Previous studies, reviewed by Steere in an accompanying editorial,1 had demonstrated that tetracycline was modestly more effective than either penicillin or erythromycin, but that 20 days of tetracycline therapy was no better than 10 days. Treatment for 14-20 days with doxycycline, amoxicillin, cefuroxime axetil (all given orally), or IV ceftriaxone all gave similar results, but azithromycin was somewhat less effective. Intravenous ceftriaxone for 2-4 weeks is optimal therapy for patients with objective neurological findings, such as meningitis or radiculoneuritis. Late-onset arthritis is also an indication for IV ceftriaxone therapy for 2-4 weeks. Alternatively, oral doxycycline or amoxicillin for 4-8 weeks may be administered.
The real problem has been patients with "post-Lyme syndrome" or "chronic Lyme disease." These are patients classified in the study above as being partial responders because of the persistence of subjective symptoms, such as fatigue. Some physicians have taken to treating these patients for months, years, or even indefinitely, often with intravenously administered ceftriaxone. However, a randomized trial previously failed to demonstrate any benefit of treatment for patients with late subjective symptoms alone. In that study, no difference was detected between administration of placebos or of 2 grams of ceftriaxone given IV daily for 30 days followed by doxycycline 200 mg p.o. for an additional 60 days.2 This is further complicated by the fact that many patients whose symptoms are attributed to Lyme disease are victims of misdiagnosis.3 Finally, there is no convincing published data showing that repeated or prolonged courses of oral or IV antimicrobial therapy are effective for patients with such persisting symptoms. In fact, an expert panel of the Infectious Disease Society of America came to the conclusion that there is "insufficient evidence to regard chronic Lyme disease’ as a separate diagnostic entity."4
1. Steere AC. Duration of antibiotic therapy for Lyme disease. Ann Intern Med. 2003;138:761-762.

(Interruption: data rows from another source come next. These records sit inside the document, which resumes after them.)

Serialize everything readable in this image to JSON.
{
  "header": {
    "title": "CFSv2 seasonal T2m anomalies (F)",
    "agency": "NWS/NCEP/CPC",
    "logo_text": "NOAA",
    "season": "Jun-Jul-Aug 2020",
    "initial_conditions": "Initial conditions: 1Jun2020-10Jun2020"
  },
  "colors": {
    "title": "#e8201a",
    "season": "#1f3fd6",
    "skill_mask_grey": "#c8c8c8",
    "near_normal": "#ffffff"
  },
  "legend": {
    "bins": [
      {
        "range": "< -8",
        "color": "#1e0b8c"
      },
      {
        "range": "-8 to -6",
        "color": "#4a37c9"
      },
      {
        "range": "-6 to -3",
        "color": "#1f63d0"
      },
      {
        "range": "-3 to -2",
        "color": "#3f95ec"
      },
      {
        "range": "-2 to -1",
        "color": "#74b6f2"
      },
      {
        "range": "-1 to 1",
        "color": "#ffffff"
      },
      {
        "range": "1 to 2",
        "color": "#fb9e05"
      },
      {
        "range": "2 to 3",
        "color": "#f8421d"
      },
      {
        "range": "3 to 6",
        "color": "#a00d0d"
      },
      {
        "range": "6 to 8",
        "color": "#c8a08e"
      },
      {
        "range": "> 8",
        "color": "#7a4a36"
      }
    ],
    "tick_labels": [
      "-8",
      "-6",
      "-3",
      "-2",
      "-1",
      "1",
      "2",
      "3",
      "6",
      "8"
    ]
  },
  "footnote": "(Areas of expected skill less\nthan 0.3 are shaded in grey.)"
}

2. Klempner MS, et al. Two controlled trials of antibiotic treatment in patients with persistent symptoms and a history of Lyme disease. N Engl J Med. 2001;345: 85-92.
3. Steere AC, et al. The overdiagnosis of Lyme disease. JAMA. 1993;269:1812-1816.
4. Wormser GP, et al. Practice guidelines for the treatment of Lyme disease. The Infectious Diseases Society of America. Clin Infect Dis. 2000;31(Suppl 1):1-14.
Dr. Derenski is Clinical Professor of Medicine, Stanford; Associate Chief of Infectious Diseases, Santa Clara Valley Medical Center.